Le duo a gagné plusieurs prix pour son travail, dont un Prix suisse d’art et une distinction à Ars Electronica, important festival d’art numérique à Linz (Autriche). Smoljo et Weisskopf continuent inlassablement d’explorer un monde en mutation constante. Un de leurs derniers travaux porte sur les assistants domestiques qui font leur entrée dans de nombreux foyers et qui fonctionnent avec une commande vocale. Avec le musicien parisien Low Jack, ils ont élaboré trois chansons qui, si on les joue assez fort, peuvent activer les Alexas ou les Siris des appartements voisins.

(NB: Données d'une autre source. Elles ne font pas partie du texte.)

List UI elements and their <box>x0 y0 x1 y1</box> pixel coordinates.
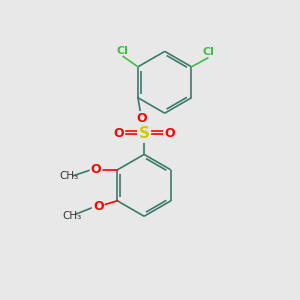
Text: CH₃: CH₃ <box>59 171 78 182</box>
Text: CH₃: CH₃ <box>62 211 81 220</box>
Text: Cl: Cl <box>202 47 214 57</box>
Text: O: O <box>136 112 147 125</box>
Text: Cl: Cl <box>117 46 129 56</box>
Text: O: O <box>164 127 175 140</box>
Text: O: O <box>93 200 104 213</box>
Text: S: S <box>139 126 150 141</box>
Text: O: O <box>91 164 101 176</box>
Text: O: O <box>113 127 124 140</box>
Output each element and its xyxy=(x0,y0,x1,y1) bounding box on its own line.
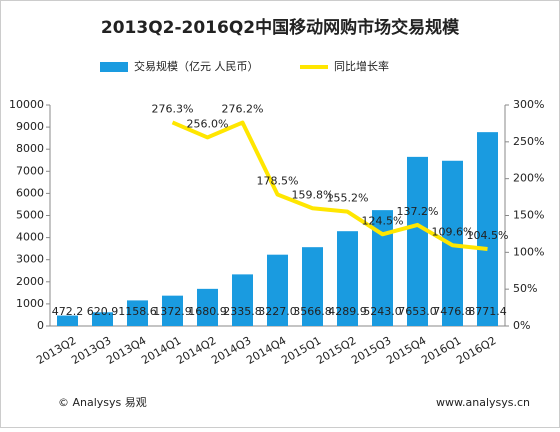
y-tick-label: 1000 xyxy=(16,297,44,310)
line-value-label: 104.5% xyxy=(467,229,509,242)
line-value-label: 137.2% xyxy=(397,205,439,218)
line-value-label: 276.2% xyxy=(222,103,264,116)
bar-value-label: 5243.0 xyxy=(363,305,402,318)
bar-value-label: 620.9 xyxy=(87,305,119,318)
y2-tick-label: 100% xyxy=(513,245,544,258)
bar xyxy=(127,300,148,326)
bar xyxy=(57,315,78,326)
line-value-label: 276.3% xyxy=(152,102,194,115)
bar-value-label: 1372.9 xyxy=(153,305,192,318)
line-value-label: 159.8% xyxy=(292,188,334,201)
bar-value-label: 3566.8 xyxy=(293,305,332,318)
line xyxy=(171,120,488,252)
line-value-label: 256.0% xyxy=(187,117,229,130)
y2-tick-label: 250% xyxy=(513,135,544,148)
line-value-label: 109.6% xyxy=(432,225,474,238)
bar-value-label: 7476.8 xyxy=(433,305,472,318)
y-tick-label: 6000 xyxy=(16,186,44,199)
legend-label: 交易规模（亿元 人民币） xyxy=(134,59,259,73)
y2-tick-label: 200% xyxy=(513,172,544,185)
bar xyxy=(232,274,253,326)
y2-tick-label: 0% xyxy=(513,319,530,332)
bar-value-label: 3227.0 xyxy=(258,305,297,318)
y-tick-label: 2000 xyxy=(16,275,44,288)
bar xyxy=(337,231,358,326)
bar-value-label: 472.2 xyxy=(52,305,84,318)
bar xyxy=(302,247,323,326)
bar-value-label: 1158.6 xyxy=(118,305,157,318)
y2-tick-label: 300% xyxy=(513,98,544,111)
line-value-label: 155.2% xyxy=(327,192,369,205)
legend-swatch xyxy=(100,62,128,72)
y-tick-label: 10000 xyxy=(9,98,44,111)
bar-value-label: 1680.9 xyxy=(188,305,227,318)
footer-left: © Analysys 易观 xyxy=(58,396,147,409)
y-tick-label: 0 xyxy=(37,319,44,332)
bar-value-label: 8771.4 xyxy=(468,305,507,318)
y-tick-label: 5000 xyxy=(16,209,44,222)
footer-right: www.analysys.cn xyxy=(436,396,530,409)
y2-tick-label: 50% xyxy=(513,282,537,295)
bar-value-label: 7653.0 xyxy=(398,305,437,318)
bar-value-label: 2335.8 xyxy=(223,305,262,318)
legend-label: 同比增长率 xyxy=(334,59,389,73)
bar xyxy=(372,210,393,326)
y-tick-label: 9000 xyxy=(16,120,44,133)
line-value-label: 178.5% xyxy=(257,175,299,188)
bar xyxy=(162,295,183,326)
chart-title: 2013Q2-2016Q2中国移动网购市场交易规模 xyxy=(101,17,460,38)
y-tick-label: 7000 xyxy=(16,164,44,177)
y-tick-label: 8000 xyxy=(16,142,44,155)
bar xyxy=(267,254,288,326)
y2-tick-label: 150% xyxy=(513,209,544,222)
bar xyxy=(477,132,498,326)
y-tick-label: 3000 xyxy=(16,253,44,266)
line-value-label: 124.5% xyxy=(362,214,404,227)
bar-value-label: 4289.9 xyxy=(328,305,367,318)
y-tick-label: 4000 xyxy=(16,231,44,244)
bar xyxy=(407,156,428,326)
bar xyxy=(197,288,218,326)
bar xyxy=(92,312,113,326)
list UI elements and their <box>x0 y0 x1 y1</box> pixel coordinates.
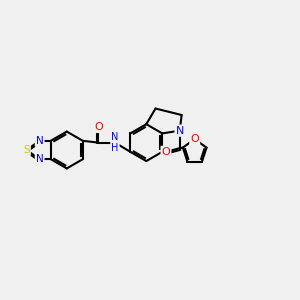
Text: N
H: N H <box>111 132 119 153</box>
Text: N: N <box>36 154 43 164</box>
Text: O: O <box>190 134 199 144</box>
Text: S: S <box>23 145 30 155</box>
Text: O: O <box>162 147 170 157</box>
Text: N: N <box>176 126 184 136</box>
Text: O: O <box>94 122 103 132</box>
Text: N: N <box>36 136 43 146</box>
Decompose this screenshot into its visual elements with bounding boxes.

Au cœur du débat sur l’ère numérique

À ses débuts, le !Mediengruppe Bitnik s’orientait sur les œuvres de net.art, qui dès les années 1990 expérimentaient l’application des technologies internet à la création artistique. Il a cependant trouvé une compréhension connexe de l’art également chez les Dada zurichois et dans le mouvement artistique Fluxus.

Les Bitnik ne sont pas les tout premiers artistes numériques, mais ils ont marqué l’art numérique à l’échelle internationale comme des pionniers. Avec une bonne narration et un habile travail de relations publiques, ils ont porté les débats de société sur l’ère numérique loin au-delà des cercles artistiques.